Aufbauend auf meinem Blogbeitrag zum Storytelling habe ich gestern in einer Session bei der edunautika mit anderen Teilgebenden erprobt, wie sich Bilder und Geschichten für das Storytelling in einem kollaborativen Prozess erarbeiten lassen. Meine Idee war eine Werkstatt zum emanzipatorischen Storytelling, bei der ich Schritt für Schritt durch einen möglichen Prozess führe und die Teilgebenden diese Schritte in Kleingruppen für sich ausprobieren.
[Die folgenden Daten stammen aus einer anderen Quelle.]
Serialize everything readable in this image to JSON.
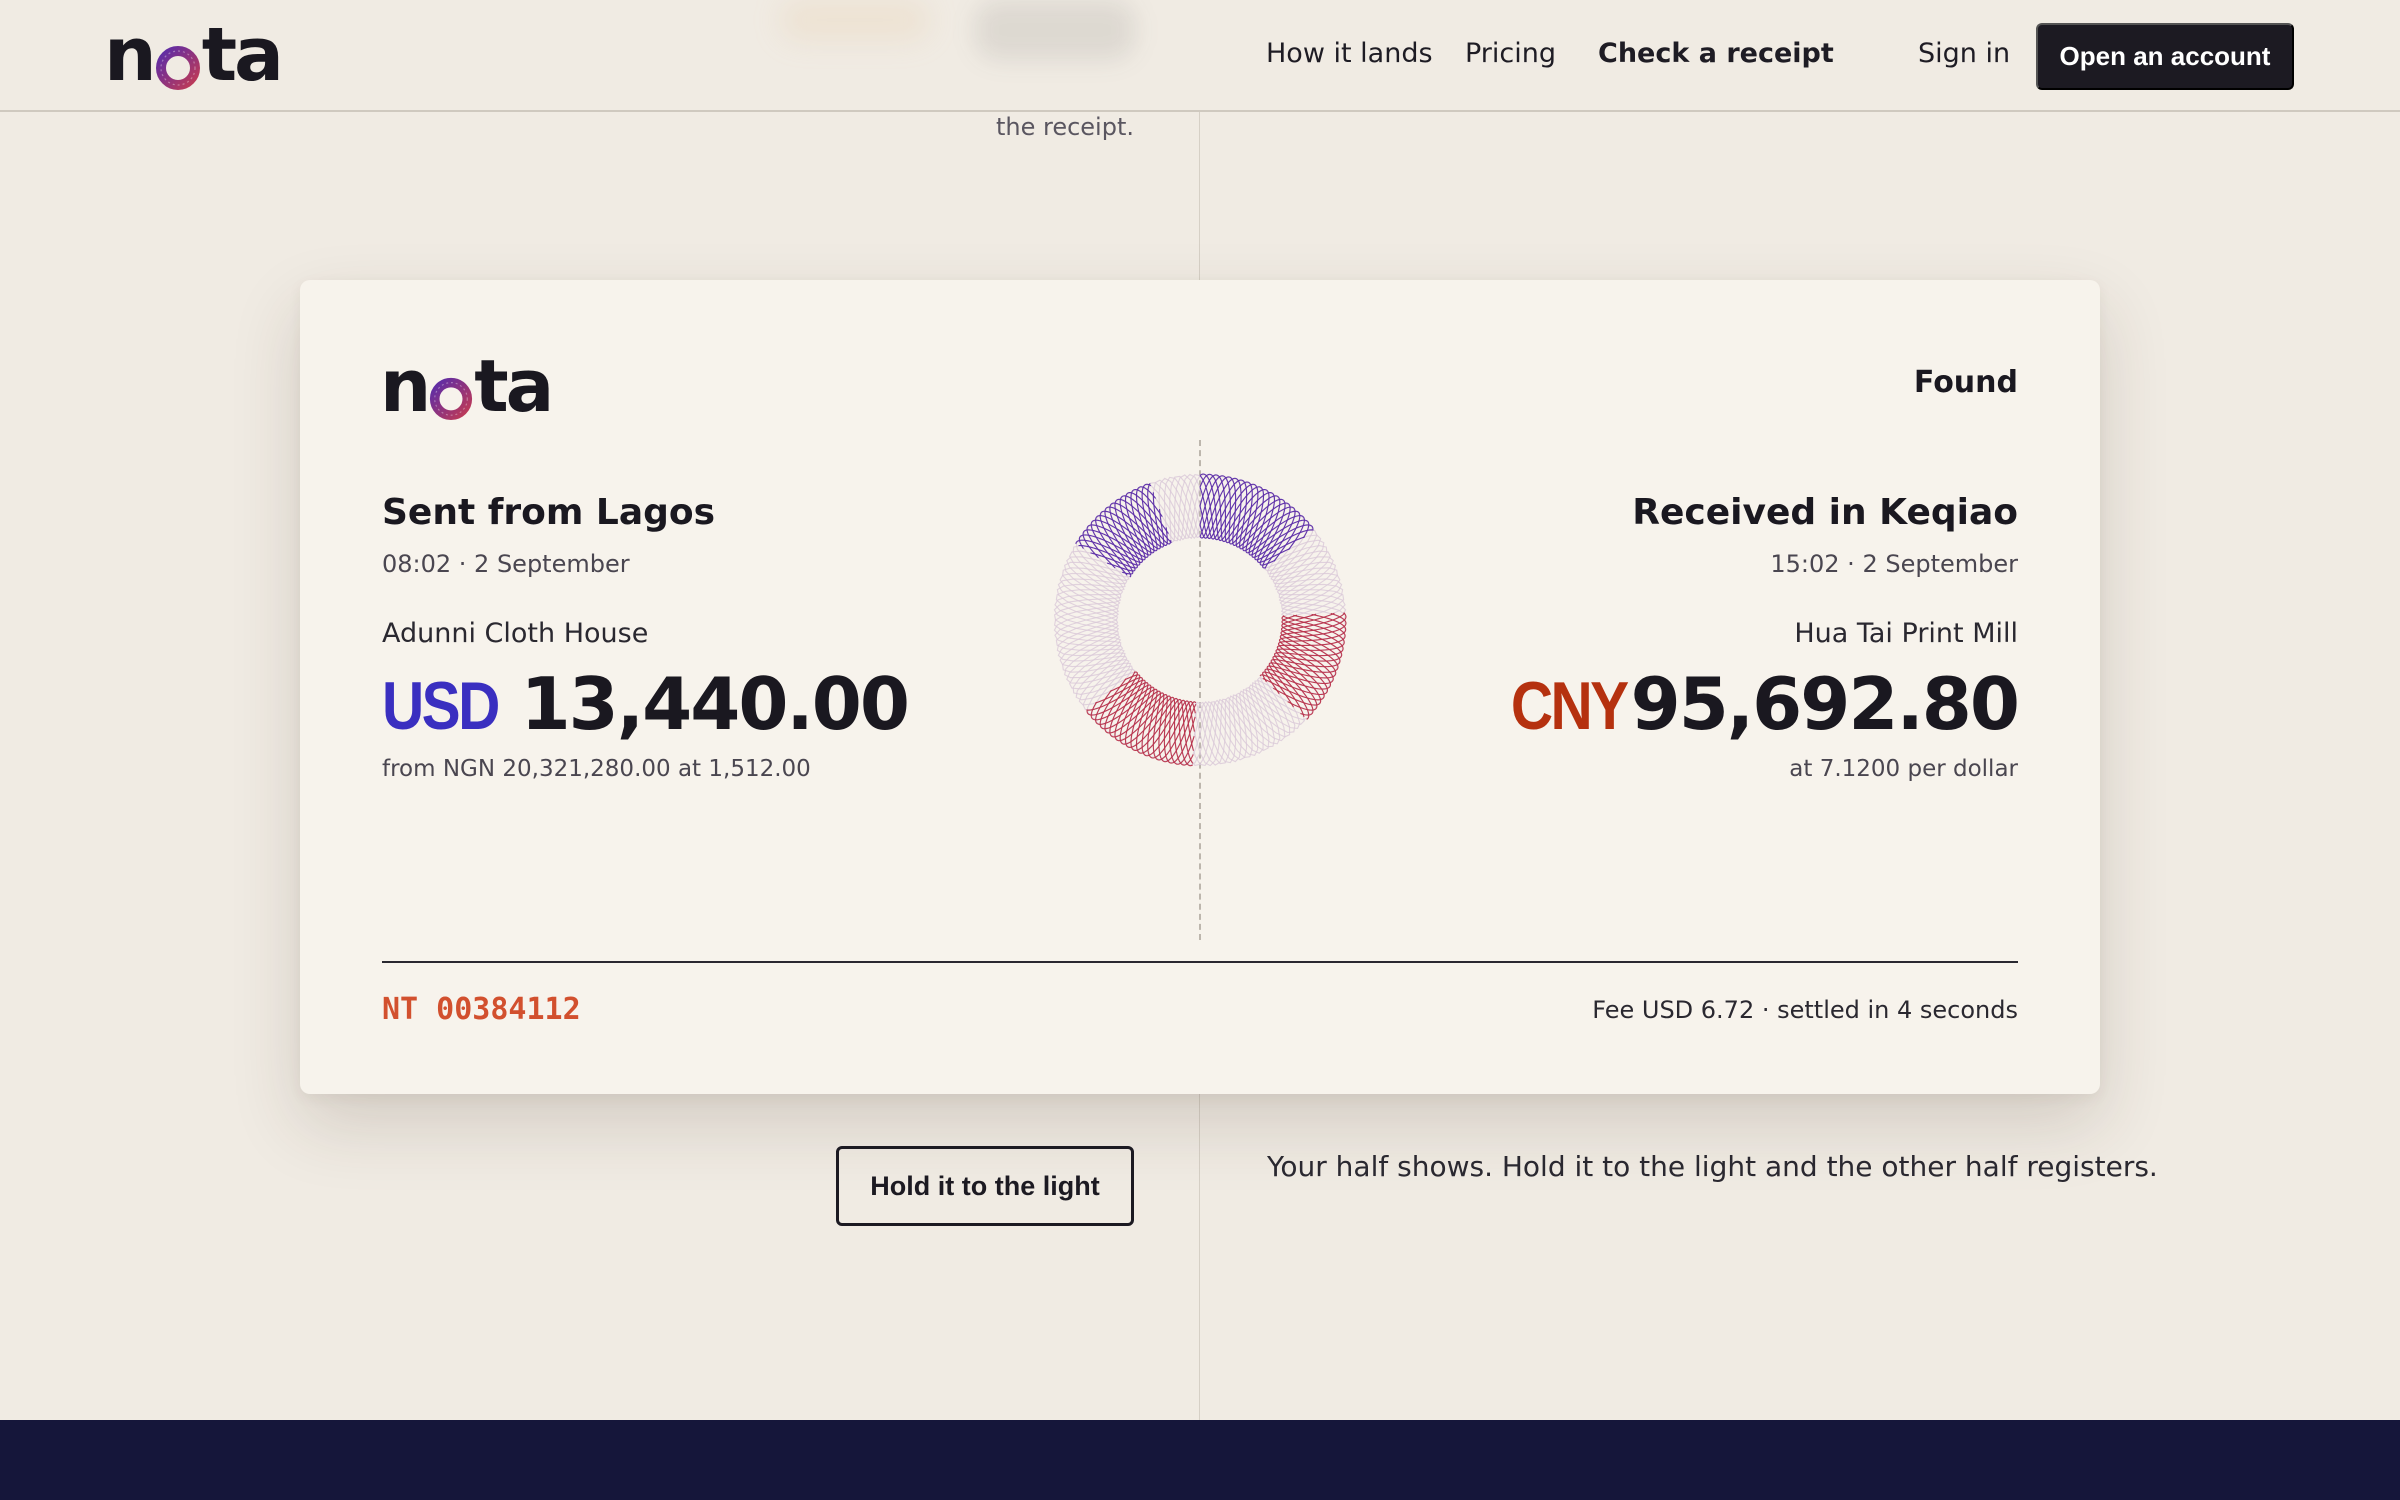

In der Kürze einer 45minütigen Session (zumal sie im letzten Slot lag und wir alle von den vielen Impressionen des Barcamp-Tages schon ziemlich erschlagen waren 😉), war es noch nicht möglich, wirklich ‚fertige‘ Metaphern und Geschichten zu entwickeln. Ich hatte aber den Eindruck, dass alle Beteiligten ein Gefühl dafür bekommen haben, wie man die Herausforderung des Geschichten Erzählens praktisch angehen kann. Vor diesem Hintergrund teile ich in diesem Blogbeitrag das Vorgehen in der Session als Schritt für Schritt Anleitung zum Nachmachen. Am besten wird das sicherlich in einer Kleingruppe funktionieren. Du kannst die Schritte aber auch erst einmal für dich alleine ausprobieren.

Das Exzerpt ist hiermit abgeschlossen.